Как же это ей так удалось преодолеть тиски сознания? По какому такому чудовищному закону распространилась она вот так вот по всему лику Вселенной, обнажая все и при этом оставаясь в тени? Она была неразличима на фоне солнечного лика, как луна в момент затмения; она была зеркалом с облезшей амальгамой, зеркалом, воспроизводящим и облик, и ужас. Заглядывая в ее глаза с тыла, в эти полупрозрачные мясистые телеса, я видел мозговые структуры всевозможных конструкции, всевозможных соотношений, всевозможных степеней хрупкости.

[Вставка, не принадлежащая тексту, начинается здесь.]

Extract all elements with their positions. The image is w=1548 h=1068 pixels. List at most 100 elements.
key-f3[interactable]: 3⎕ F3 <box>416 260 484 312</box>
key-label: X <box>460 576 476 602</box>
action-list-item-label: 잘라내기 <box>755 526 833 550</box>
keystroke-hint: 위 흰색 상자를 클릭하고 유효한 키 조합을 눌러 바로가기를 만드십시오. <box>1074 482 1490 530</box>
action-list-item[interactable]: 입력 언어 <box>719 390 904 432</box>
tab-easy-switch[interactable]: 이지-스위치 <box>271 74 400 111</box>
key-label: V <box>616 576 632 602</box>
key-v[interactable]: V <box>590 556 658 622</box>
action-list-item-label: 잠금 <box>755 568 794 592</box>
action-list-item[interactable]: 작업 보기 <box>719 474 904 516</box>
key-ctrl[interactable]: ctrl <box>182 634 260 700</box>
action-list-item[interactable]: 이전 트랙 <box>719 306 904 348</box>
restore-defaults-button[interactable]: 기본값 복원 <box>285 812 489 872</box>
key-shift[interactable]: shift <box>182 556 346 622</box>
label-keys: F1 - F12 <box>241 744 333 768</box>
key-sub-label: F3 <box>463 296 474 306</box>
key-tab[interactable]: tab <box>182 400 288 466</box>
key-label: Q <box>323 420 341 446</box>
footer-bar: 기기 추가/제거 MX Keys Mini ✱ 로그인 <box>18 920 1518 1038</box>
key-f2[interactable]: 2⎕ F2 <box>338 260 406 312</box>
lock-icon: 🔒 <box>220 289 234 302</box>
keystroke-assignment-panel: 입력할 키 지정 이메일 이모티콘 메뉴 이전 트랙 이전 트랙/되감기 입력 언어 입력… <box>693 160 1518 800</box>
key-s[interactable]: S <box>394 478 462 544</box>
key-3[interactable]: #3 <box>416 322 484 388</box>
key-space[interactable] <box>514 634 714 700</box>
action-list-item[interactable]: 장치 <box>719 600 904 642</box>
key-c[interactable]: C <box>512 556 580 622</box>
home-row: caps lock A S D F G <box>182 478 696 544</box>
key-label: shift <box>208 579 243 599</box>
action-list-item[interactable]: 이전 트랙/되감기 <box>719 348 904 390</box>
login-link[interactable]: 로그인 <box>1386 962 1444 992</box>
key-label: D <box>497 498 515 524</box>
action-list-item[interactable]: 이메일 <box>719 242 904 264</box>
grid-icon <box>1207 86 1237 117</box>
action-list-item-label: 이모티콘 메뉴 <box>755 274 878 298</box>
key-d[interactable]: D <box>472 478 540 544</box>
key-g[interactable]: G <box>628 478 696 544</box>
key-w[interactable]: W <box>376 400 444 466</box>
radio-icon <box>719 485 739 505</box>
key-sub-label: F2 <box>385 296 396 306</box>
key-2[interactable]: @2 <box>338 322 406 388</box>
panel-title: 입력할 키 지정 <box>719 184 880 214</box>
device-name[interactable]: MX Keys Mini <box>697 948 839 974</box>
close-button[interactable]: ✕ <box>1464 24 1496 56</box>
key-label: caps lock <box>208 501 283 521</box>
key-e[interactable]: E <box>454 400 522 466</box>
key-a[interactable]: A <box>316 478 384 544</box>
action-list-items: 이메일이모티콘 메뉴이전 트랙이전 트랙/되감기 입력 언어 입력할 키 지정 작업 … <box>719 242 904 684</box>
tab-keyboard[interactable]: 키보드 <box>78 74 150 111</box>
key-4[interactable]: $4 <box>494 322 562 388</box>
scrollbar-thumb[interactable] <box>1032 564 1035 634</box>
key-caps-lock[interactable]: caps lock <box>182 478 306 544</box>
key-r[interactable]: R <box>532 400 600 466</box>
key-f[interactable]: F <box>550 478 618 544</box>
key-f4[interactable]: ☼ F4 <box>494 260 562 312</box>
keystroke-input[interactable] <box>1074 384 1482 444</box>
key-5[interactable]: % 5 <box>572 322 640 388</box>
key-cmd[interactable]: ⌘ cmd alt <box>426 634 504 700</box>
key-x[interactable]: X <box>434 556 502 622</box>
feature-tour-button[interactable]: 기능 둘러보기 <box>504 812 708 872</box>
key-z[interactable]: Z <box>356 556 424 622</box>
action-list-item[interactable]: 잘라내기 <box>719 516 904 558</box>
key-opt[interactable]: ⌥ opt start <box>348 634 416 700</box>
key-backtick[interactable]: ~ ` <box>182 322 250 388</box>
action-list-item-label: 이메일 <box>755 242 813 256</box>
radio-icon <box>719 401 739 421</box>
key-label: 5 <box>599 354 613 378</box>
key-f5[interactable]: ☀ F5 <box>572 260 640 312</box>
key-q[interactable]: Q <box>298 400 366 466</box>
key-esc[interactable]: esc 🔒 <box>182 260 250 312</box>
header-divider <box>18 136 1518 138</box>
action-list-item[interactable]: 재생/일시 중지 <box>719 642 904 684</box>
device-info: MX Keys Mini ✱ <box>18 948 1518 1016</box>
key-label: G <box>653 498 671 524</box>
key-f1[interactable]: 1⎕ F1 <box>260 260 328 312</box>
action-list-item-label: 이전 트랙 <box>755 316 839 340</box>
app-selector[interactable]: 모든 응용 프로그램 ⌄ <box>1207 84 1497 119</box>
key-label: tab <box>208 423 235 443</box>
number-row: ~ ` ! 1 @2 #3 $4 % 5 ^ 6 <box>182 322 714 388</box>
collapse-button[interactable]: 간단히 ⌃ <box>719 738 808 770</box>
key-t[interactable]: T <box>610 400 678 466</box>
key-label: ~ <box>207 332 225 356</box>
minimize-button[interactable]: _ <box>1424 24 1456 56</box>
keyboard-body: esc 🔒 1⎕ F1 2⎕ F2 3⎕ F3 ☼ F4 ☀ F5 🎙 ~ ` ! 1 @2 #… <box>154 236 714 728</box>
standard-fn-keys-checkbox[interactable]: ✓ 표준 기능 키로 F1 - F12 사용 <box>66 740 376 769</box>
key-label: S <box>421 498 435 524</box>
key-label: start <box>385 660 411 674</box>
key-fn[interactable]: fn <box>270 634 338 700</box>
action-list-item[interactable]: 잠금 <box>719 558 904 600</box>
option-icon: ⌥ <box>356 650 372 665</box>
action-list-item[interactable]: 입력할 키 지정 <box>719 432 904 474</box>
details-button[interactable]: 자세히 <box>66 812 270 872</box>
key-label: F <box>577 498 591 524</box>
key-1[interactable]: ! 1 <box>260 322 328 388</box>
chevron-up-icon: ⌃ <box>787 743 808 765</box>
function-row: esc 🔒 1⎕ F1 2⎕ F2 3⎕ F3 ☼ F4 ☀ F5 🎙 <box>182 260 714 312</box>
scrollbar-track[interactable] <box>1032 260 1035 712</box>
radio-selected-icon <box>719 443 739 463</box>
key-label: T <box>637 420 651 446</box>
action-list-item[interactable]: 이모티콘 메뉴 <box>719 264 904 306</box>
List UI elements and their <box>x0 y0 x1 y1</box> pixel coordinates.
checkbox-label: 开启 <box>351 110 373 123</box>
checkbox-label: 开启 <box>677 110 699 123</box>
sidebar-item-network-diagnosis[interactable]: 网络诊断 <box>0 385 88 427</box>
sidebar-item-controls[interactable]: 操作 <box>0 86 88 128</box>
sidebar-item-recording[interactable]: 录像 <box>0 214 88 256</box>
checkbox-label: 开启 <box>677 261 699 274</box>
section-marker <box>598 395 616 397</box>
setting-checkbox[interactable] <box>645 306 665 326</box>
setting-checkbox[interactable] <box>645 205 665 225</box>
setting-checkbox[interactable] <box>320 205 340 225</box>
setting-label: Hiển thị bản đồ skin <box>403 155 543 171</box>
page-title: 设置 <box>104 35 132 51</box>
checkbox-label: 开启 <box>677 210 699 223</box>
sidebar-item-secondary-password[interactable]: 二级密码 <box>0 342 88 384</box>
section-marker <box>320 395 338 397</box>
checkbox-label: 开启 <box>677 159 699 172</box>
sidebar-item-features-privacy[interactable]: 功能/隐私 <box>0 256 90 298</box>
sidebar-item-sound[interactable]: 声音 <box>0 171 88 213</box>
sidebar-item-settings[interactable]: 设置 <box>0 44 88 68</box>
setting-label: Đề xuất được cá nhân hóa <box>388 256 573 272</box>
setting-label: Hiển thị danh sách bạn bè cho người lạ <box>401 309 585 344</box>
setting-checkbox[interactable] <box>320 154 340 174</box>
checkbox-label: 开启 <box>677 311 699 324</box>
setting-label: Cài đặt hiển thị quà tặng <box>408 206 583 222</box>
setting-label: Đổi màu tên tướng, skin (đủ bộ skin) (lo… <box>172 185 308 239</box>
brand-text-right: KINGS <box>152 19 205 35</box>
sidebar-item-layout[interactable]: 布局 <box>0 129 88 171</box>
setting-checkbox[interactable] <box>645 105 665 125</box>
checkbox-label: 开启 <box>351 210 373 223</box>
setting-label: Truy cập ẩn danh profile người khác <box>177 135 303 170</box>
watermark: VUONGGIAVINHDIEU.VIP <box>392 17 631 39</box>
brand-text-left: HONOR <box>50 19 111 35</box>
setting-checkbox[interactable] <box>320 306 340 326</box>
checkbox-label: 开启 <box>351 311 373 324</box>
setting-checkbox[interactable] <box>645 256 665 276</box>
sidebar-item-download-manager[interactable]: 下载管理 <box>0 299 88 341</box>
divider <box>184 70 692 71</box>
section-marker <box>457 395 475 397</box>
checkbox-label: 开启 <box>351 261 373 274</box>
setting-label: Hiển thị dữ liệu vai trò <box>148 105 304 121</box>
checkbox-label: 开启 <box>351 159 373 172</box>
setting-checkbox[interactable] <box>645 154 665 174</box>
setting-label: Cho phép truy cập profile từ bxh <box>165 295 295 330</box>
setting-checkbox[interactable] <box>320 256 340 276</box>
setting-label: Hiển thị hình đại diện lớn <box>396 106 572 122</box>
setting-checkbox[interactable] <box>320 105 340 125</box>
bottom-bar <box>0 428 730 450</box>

Я видел мозг внутри мозга – бесконечно многоступенчатый механизм, работающий бесконечно; я видел слово «Надежда», насаженное на вертел, – вот оно обжаривается, истекая жиром, непрерывно вращаясь в глазнице третьего глаза. Я слышал невнятное бормотание ее грез на давно забытых языках, сдавленные вопли, гулким эхом отдающиеся в мельчайших трещинах, стоны, хрипы, вздохи облегчения, свист рассекающих воздух плетей. Я слышал, как выкликала она мое имя, которого сам я еще не произносил, слышал, как она сыпала проклятиями и как рычала от ярости. Я слышал все в тысячекратном усилении – словно гомункулус, заключенный в утробный орган. Я уловил приглушенное дыхание мира, как бы задерживаемое в самый критический момент – момент перехода в звук.